Thereafter, a suitable receiver member, sometimes simply referred to as a receiver, (e.g., a cut sheet of plain bond paper) or an intermediate transfer member, sometimes simply referred to as an intermediate, (e.g. a compliant or non-compliant roller or web) is brought into juxtaposition with the marking particle developed image-wise charge pattern on the dielectric member. A suitable electric field is applied to transfer the marking particles to the receiver member in the image-wise pattern to form the desired print image on the receiver or intermediate transfer member. In the case of an intermediate transfer member, a secondary transfer step is performed whereby a second suitable electric field is applied to transfer the marking particles from the intermediate receiver member to the receiver member. The receiver member is then removed from its operative association with the dielectric member and the marking particle print image is permanently fixed to the receiver member typically using heat, and/or pressure.
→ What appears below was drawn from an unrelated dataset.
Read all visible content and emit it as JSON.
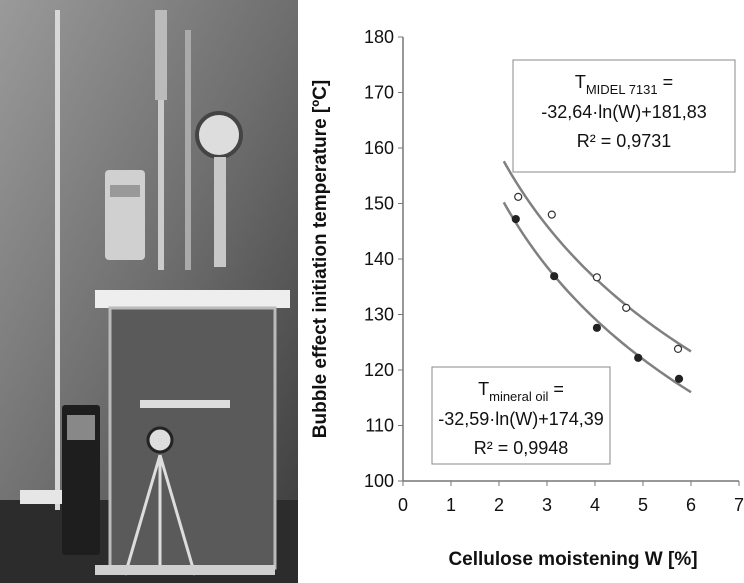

Multiple layers or marking materials can be overlaid on one receiver, for example layers of different color particles can be overlaid on one receiver member to form a multi-color print image on the receiver member after fixing.
In order to print the images with raised areas, such as text and graphics, for a tactile effect, such as printing using a larger toner particle to increase the height of the printed image, it is necessary to adjust the fusing and printing parameters that are related to the properties of the raised print to enhance the print quality and meet customer expectations. For example, the resulting increase in toner mass requires higher fusing temperatures and/or pressures to properly fix the image to the print media. A fusing system that can achieve higher fusing setpoints inevitably costs more and utilizes more energy. This invention enables printing of raised images on high speed EP devices and also enables printing raised images on low cost equipment with low energy requirements.